About Observability

Observability

Observability is the ability to understand system behavior and state by looking at its output. In this context, the output data is usually referred to as 'telemetry data', and there are three major well-used categories: logs, metrics, and traces. Aspecto uses a method called distributed tracing to increase the observability of your system and produce insights for pre-production and production environments.

Tracing

A "trace" is a collection of operations, triggered as a result of a single logical event. A "span" describes an operation that happened in the system, the context in which it occurred, and relevant attributes. Later we will dive into the composition of a trace. Tracing is very powerful, because it allows you to investigate some types of issues with your system more efficiently than with simple logging and metrics. This is an example of what a trace looks like in Aspecto:

The diagram and timeline above shows how an HTTP request was handled internally:

  • It first triggered an HTTP call to route '/user/token' on service 'user-service' which performed the FIND_ONE operation on the 'aspecto-demo' database and returned status code 200 to the caller.

  • Then, it sent an HTTP GET request to an external API (en.wikipedia.org) which returned status code 200.
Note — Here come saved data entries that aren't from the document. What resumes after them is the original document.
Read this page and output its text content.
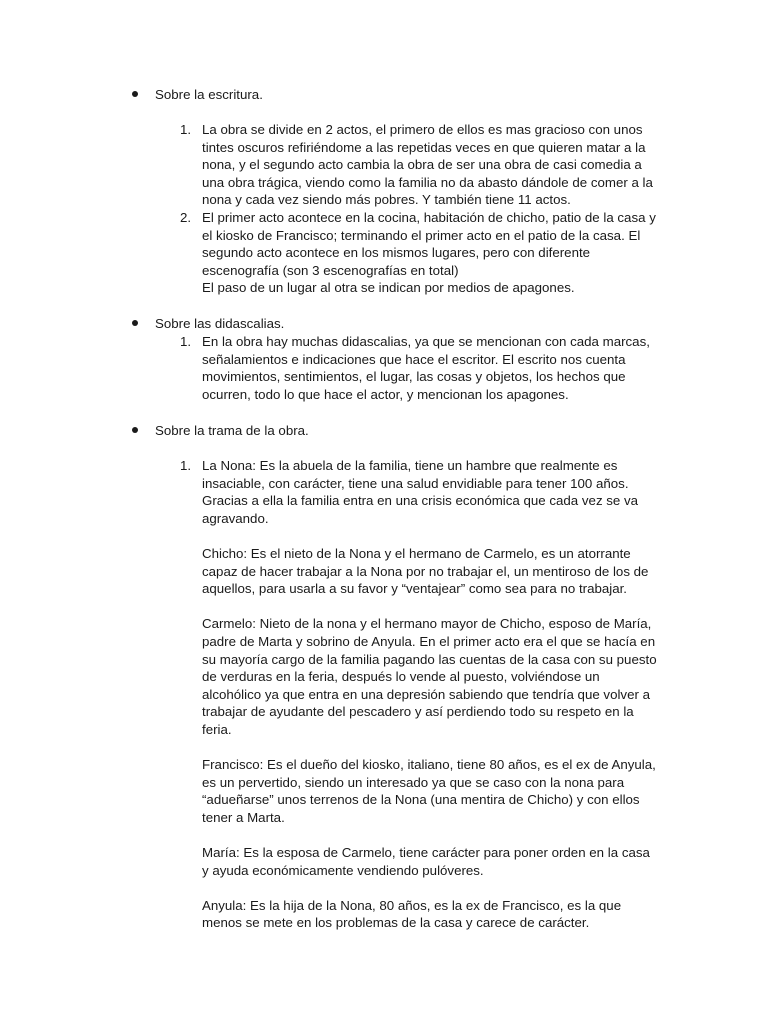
Sobre la escritura.
1. La obra se divide en 2 actos, el primero de ellos es mas gracioso con unos tintes oscuros refiriéndome a las repetidas veces en que quieren matar a la nona, y el segundo acto cambia la obra de ser una obra de casi comedia a una obra trágica, viendo como la familia no da abasto dándole de comer a la nona y cada vez siendo más pobres. Y también tiene 11 actos.

2. El primer acto acontece en la cocina, habitación de chicho, patio de la casa y el kiosko de Francisco; terminando el primer acto en el patio de la casa. El segundo acto acontece en los mismos lugares, pero con diferente escenografía (son 3 escenografías en total)

El paso de un lugar al otra se indican por medios de apagones.

Sobre las didascalias.
1. En la obra hay muchas didascalias, ya que se mencionan con cada marcas, señalamientos e indicaciones que hace el escritor. El escrito nos cuenta movimientos, sentimientos, el lugar, las cosas y objetos, los hechos que ocurren, todo lo que hace el actor, y mencionan los apagones.

Sobre la trama de la obra.
1. La Nona: Es la abuela de la familia, tiene un hambre que realmente es insaciable, con carácter, tiene una salud envidiable para tener 100 años. Gracias a ella la familia entra en una crisis económica que cada vez se va agravando.

Chicho: Es el nieto de la Nona y el hermano de Carmelo, es un atorrante capaz de hacer trabajar a la Nona por no trabajar el, un mentiroso de los de aquellos, para usarla a su favor y “ventajear” como sea para no trabajar.

Carmelo: Nieto de la nona y el hermano mayor de Chicho, esposo de María, padre de Marta y sobrino de Anyula. En el primer acto era el que se hacía en su mayoría cargo de la familia pagando las cuentas de la casa con su puesto de verduras en la feria, después lo vende al puesto, volviéndose un alcohólico ya que entra en una depresión sabiendo que tendría que volver a trabajar de ayudante del pescadero y así perdiendo todo su respeto en la feria.

Francisco: Es el dueño del kiosko, italiano, tiene 80 años, es el ex de Anyula, es un pervertido, siendo un interesado ya que se caso con la nona para “adueñarse” unos terrenos de la Nona (una mentira de Chicho) y con ellos tener a Marta.

María: Es la esposa de Carmelo, tiene carácter para poner orden en la casa y ayuda económicamente vendiendo pulóveres.

Anyula: Es la hija de la Nona, 80 años, es la ex de Francisco, es la que menos se mete en los problemas de la casa y carece de carácter.
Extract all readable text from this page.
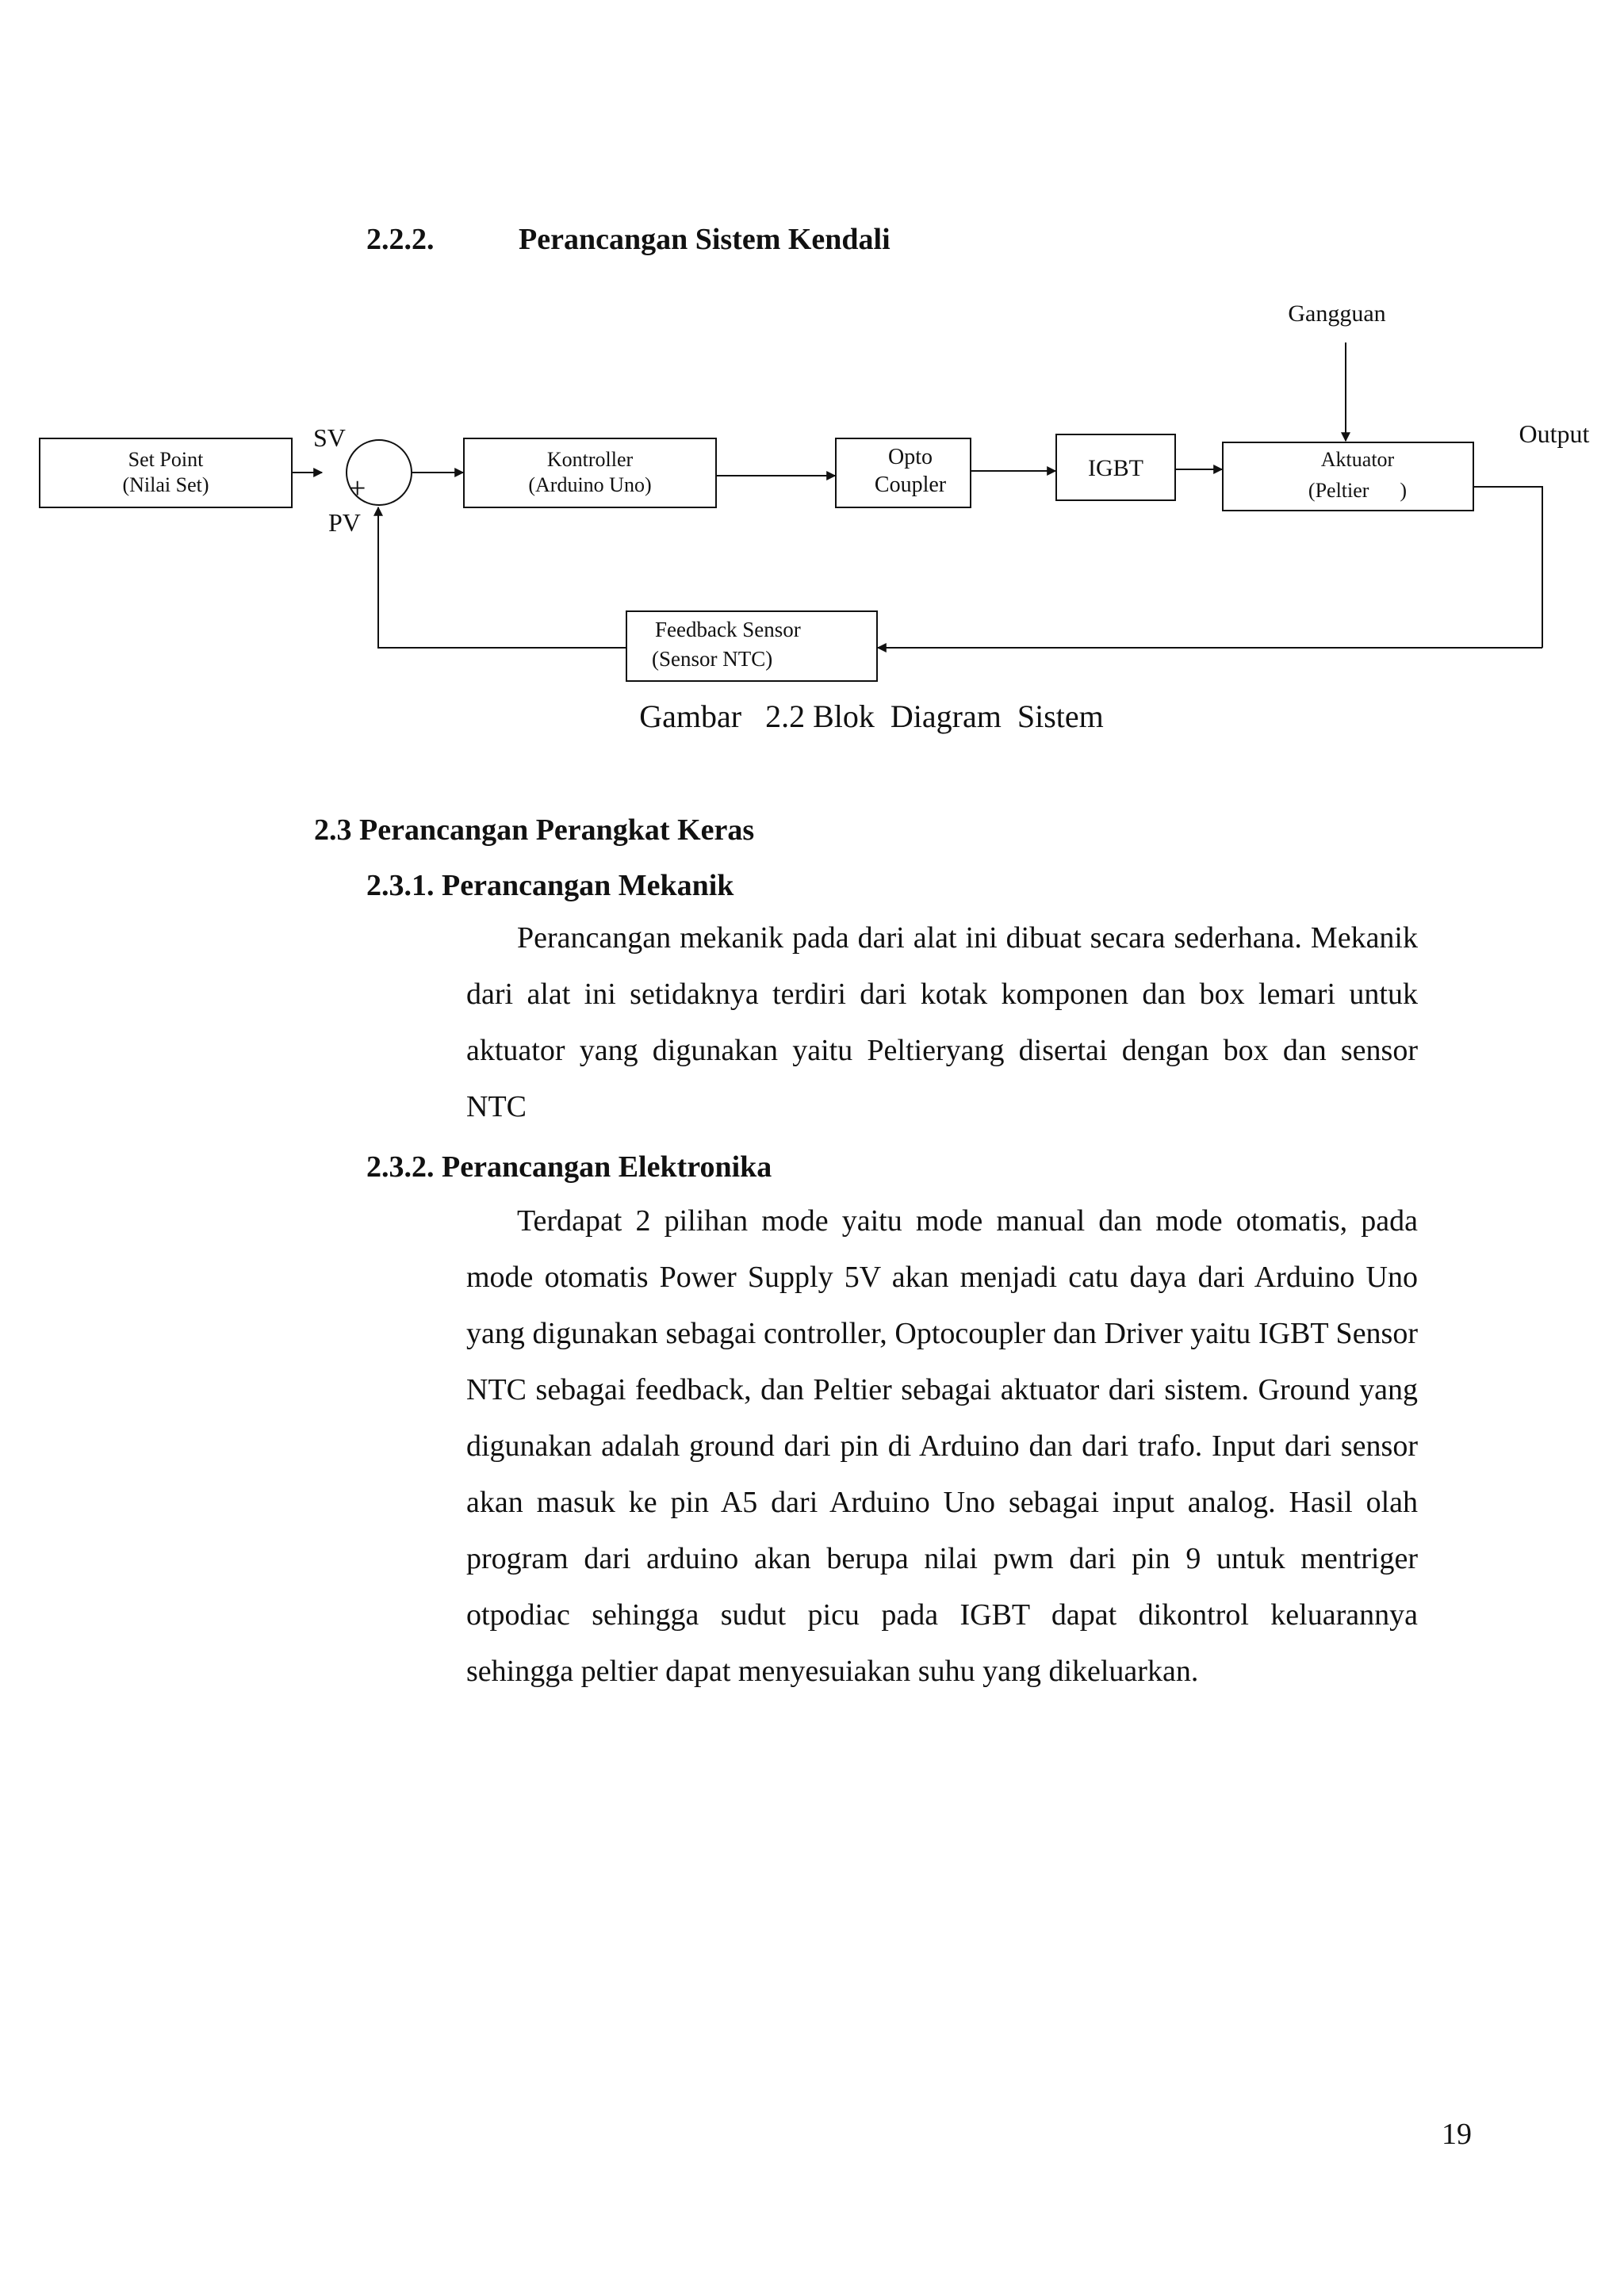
2.2.2.	Perancangan Sistem Kendali
Set Point
(Nilai Set)
SV
+
PV
Kontroller
(Arduino Uno)
Opto
Coupler
IGBT	Aktuator
(Peltier      )
Gangguan
Output
Feedback Sensor
(Sensor NTC)
Gambar   2.2 Blok  Diagram  Sistem
2.3 Perancangan Perangkat Keras
2.3.1. Perancangan Mekanik
Perancangan mekanik pada dari alat ini dibuat secara sederhana. Mekanik dari alat ini setidaknya terdiri dari kotak komponen dan box lemari untuk aktuator yang digunakan yaitu Peltieryang disertai dengan box dan sensor NTC
2.3.2. Perancangan Elektronika
Terdapat 2 pilihan mode yaitu mode manual dan mode otomatis, pada mode otomatis Power Supply 5V akan menjadi catu daya dari Arduino Uno yang digunakan sebagai controller, Optocoupler dan Driver yaitu IGBT Sensor NTC sebagai feedback, dan Peltier sebagai aktuator dari sistem. Ground yang digunakan adalah ground dari pin di Arduino dan dari trafo. Input dari sensor akan masuk ke pin A5 dari Arduino Uno sebagai input analog. Hasil olah program dari arduino akan berupa nilai pwm dari pin 9 untuk mentriger otpodiac sehingga sudut picu pada IGBT dapat dikontrol keluarannya sehingga peltier dapat menyesuiakan suhu yang dikeluarkan.
19
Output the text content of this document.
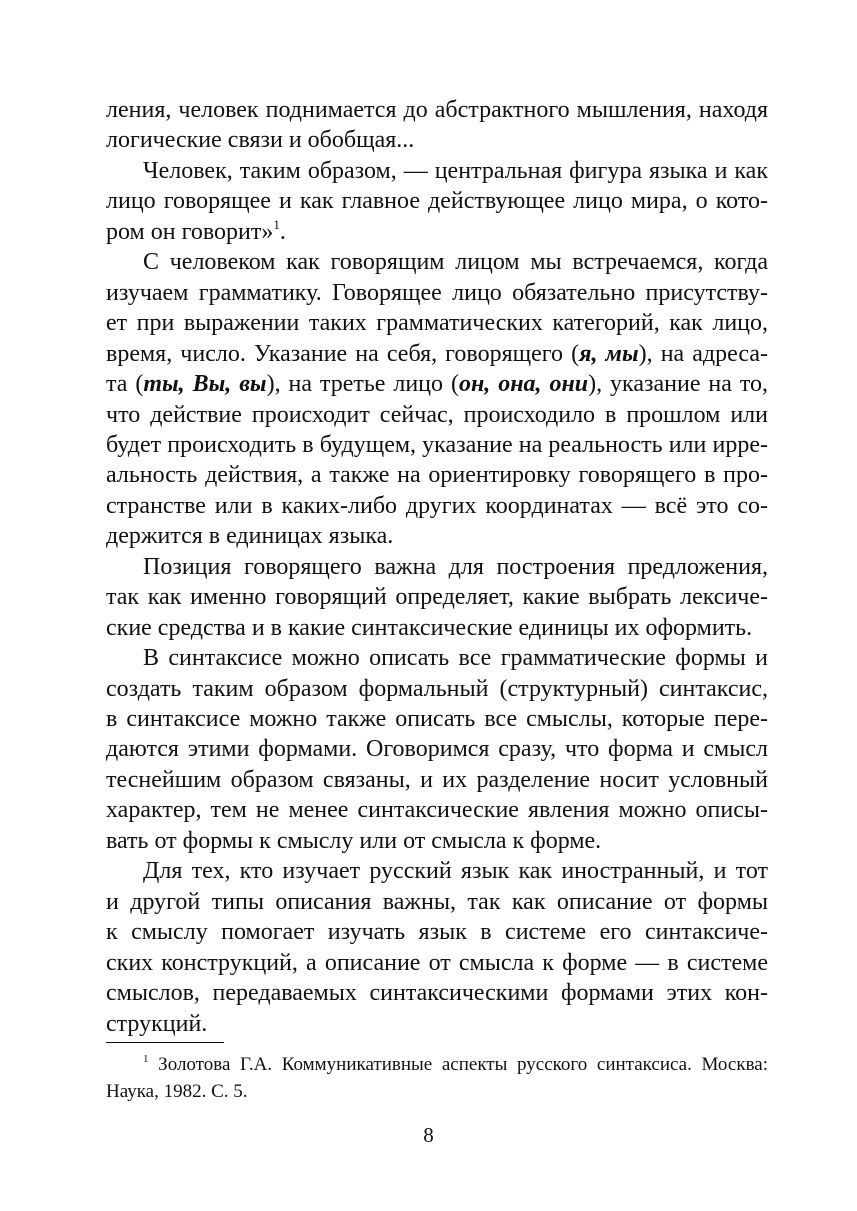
ления, человек поднимается до абстрактного мышления, находя
логические связи и обобщая...
Человек, таким образом, — центральная фигура языка и как
лицо говорящее и как главное действующее лицо мира, о кото-
ром он говорит»$^1$.
С человеком как говорящим лицом мы встречаемся, когда
изучаем грамматику. Говорящее лицо обязательно присутству-
ет при выражении таких грамматических категорий, как лицо,
время, число. Указание на себя, говорящего (я, мы), на адреса-
та (ты, Вы, вы), на третье лицо (он, она, они), указание на то,
что действие происходит сейчас, происходило в прошлом или
будет происходить в будущем, указание на реальность или ирре-
альность действия, а также на ориентировку говорящего в про-
странстве или в каких-либо других координатах — всё это со-
держится в единицах языка.
Позиция говорящего важна для построения предложения,
так как именно говорящий определяет, какие выбрать лексиче-
ские средства и в какие синтаксические единицы их оформить.
В синтаксисе можно описать все грамматические формы и
создать таким образом формальный (структурный) синтаксис,
в синтаксисе можно также описать все смыслы, которые пере-
даются этими формами. Оговоримся сразу, что форма и смысл
теснейшим образом связаны, и их разделение носит условный
характер, тем не менее синтаксические явления можно описы-
вать от формы к смыслу или от смысла к форме.
Для тех, кто изучает русский язык как иностранный, и тот
и другой типы описания важны, так как описание от формы
к смыслу помогает изучать язык в системе его синтаксиче-
ских конструкций, а описание от смысла к форме — в системе
смыслов, передаваемых синтаксическими формами этих кон-
струкций.
$^1$ Золотова Г.А. Коммуникативные аспекты русского синтаксиса. Москва:
Наука, 1982. С. 5.
8
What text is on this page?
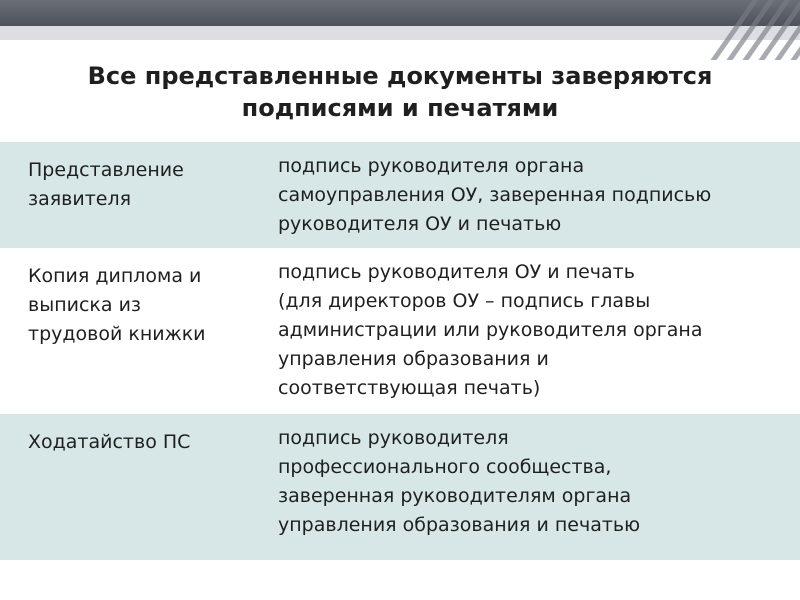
Все представленные документы заверяются
подписями и печатями
Представление
заявителя
подпись руководителя органа
самоуправления ОУ, заверенная подписью
руководителя ОУ и печатью
Копия диплома и
выписка из
трудовой книжки
подпись руководителя ОУ и печать
(для директоров ОУ – подпись главы
администрации или руководителя органа
управления образования и
соответствующая печать)
Ходатайство ПС	подпись руководителя
профессионального сообщества,
заверенная руководителям органа
управления образования и печатью
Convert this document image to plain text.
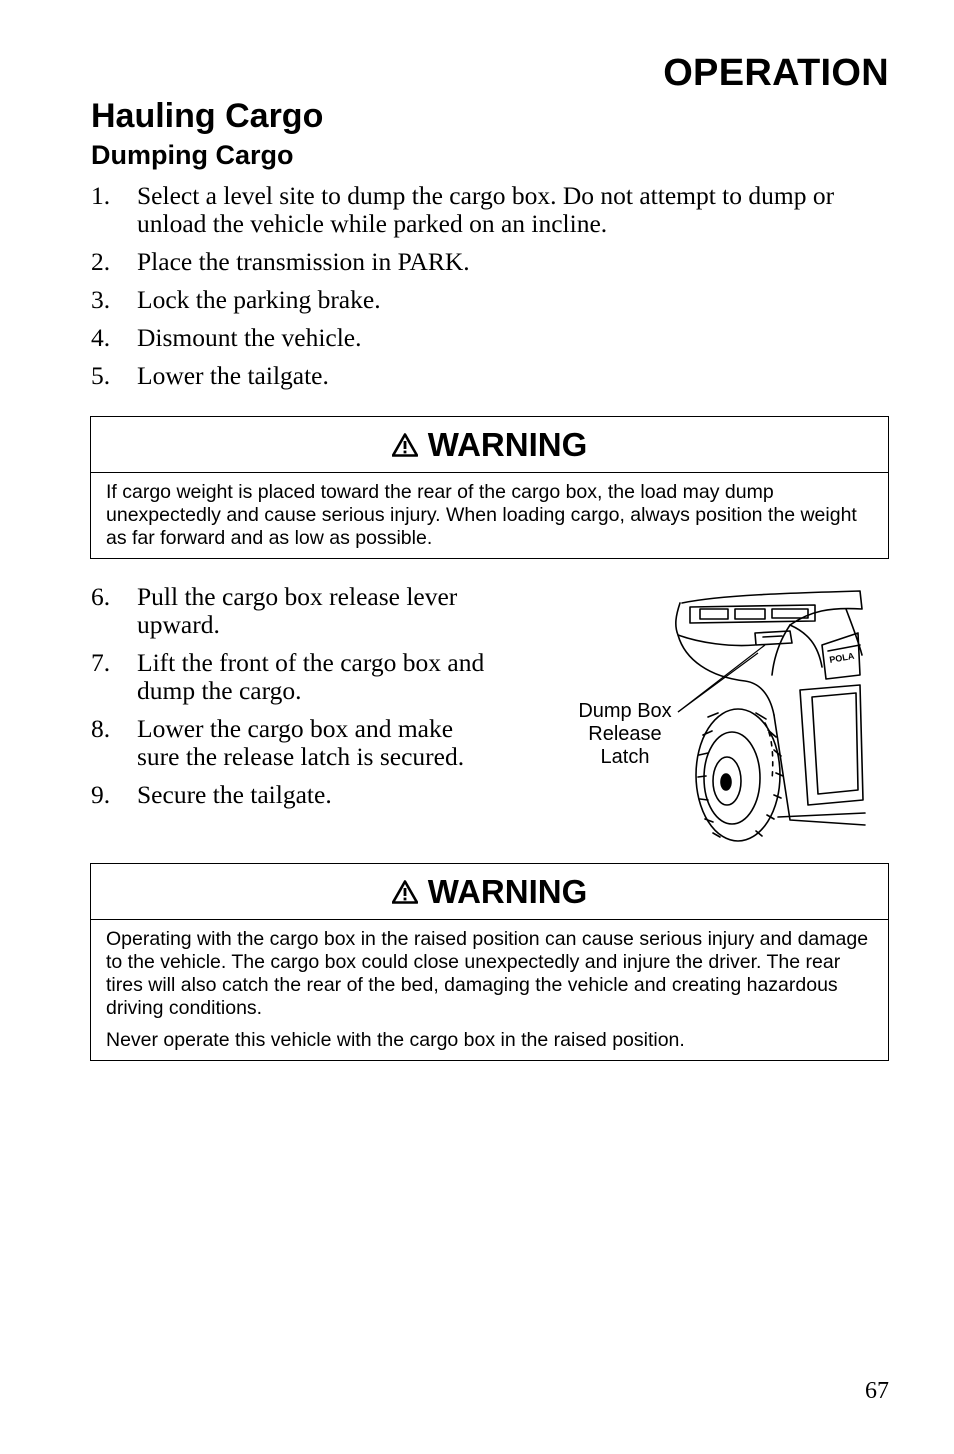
OPERATION
Hauling Cargo
Dumping Cargo
1. Select a level site to dump the cargo box. Do not attempt to dump or unload the vehicle while parked on an incline.
2. Place the transmission in PARK.
3. Lock the parking brake.
4. Dismount the vehicle.
5. Lower the tailgate.
WARNING

If cargo weight is placed toward the rear of the cargo box, the load may dump unexpectedly and cause serious injury. When loading cargo, always position the weight as far forward and as low as possible.

6. Pull the cargo box release lever upward.
7. Lift the front of the cargo box and dump the cargo.
8. Lower the cargo box and make sure the release latch is secured.
9. Secure the tailgate.
POLA
Dump Box
Release
Latch
WARNING

Operating with the cargo box in the raised position can cause serious injury and damage to the vehicle. The cargo box could close unexpectedly and injure the driver. The rear tires will also catch the rear of the bed, damaging the vehicle and creating hazardous driving conditions.

Never operate this vehicle with the cargo box in the raised position.

67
  • After that, 3 messages were sent to the SQS messaging queue.

This diagram provides the context and understanding you need in order to build and debug your code faster.

Now that we explained what a trace looks like in Aspecto, let's talk a little about the elements that comprise a trace:

Operations

In the example above, each bullet is an operation: "incoming HTTP request was handled", "database query was executed", "message sent into queue". Operations or 'spans' are meaningful events, usually I/O, that occur in the system.

Operation Context

Operation context means that operations can be linked to one another in a child-parent relation and grouped to represent a single transaction or handling of one logical event by the system:

  • "executing this MongoDB query was part of handling HTTP request on that route"

  • "incoming HTTP request to this endpoint triggered those outgoing HTTP requests"

Operation Attributes

Each operation contains attributes which give additional info about what happened, for example:

  • HTTP: URL, method, status code.

  • Database: table name, query.

  • Messaging System: system type, topic name, message id.

Auto Instrumentation

You don't need to do anything except importing Aspecto and initializing it with a token. All the rest is handled with automatic code 'instrumentation'. Basically, auto instrumentation means that integration with the actual packages you use in your application, collecting the trace, and extracting attributes for each operation is done automatically.

Our SDK automatically collects operations from common Node.js microservices packages:

  • http/https

  • express

  • mongoose/mongodb

  • ioredis

  • aws-sdk

  • kafkajs

  • amqplib (RabbitMQ)

  • typeorm

  • Sequelize

  • neo4j-driver

  • @elastic/elasticsearch

Each time your application invokes a function from one of these libraries, for examplehttp.get('http://users-service/user/1234', cb), the relevant open-telemetry plugin runs and records this function call into a span. The recorded data includes, among other things:

  • Timing: operation start time and duration.

  • ID of the span itself and its parent (which is used later to connect relevant spans into a tree).

  • Attributes relevant to this operation.

Some of the auto-instrumentation plugins were developed by Aspecto and are available as open-source, check them out here: https://github.com/aspecto-io/opentelemetry-ext-js

Distributed Tracing

Context works well in a distributed environment, connecting related operations which span multiple microservices into a single trace. This feature helps reveal how an event in one service is propagated in the system and what is triggered in downstream services.

For instance, in the earlier example shown in the diagram, it is possible to tell that the MongoDB query on collection "users" from "user-service", was originally initiated by an HTTP call in a different service, "scraper-service" and includes the specific route.

Aspecto will show you interactions between your microservices, either synchronously - HTTP, or asynchronously - via messaging systems such as Kafka, RabbitMQ, SQS.

OpenTelemetry

Aspecto uses OpenTelemetry, which is an open-source framework by CNCF, backed and maintained by industry-leading companies.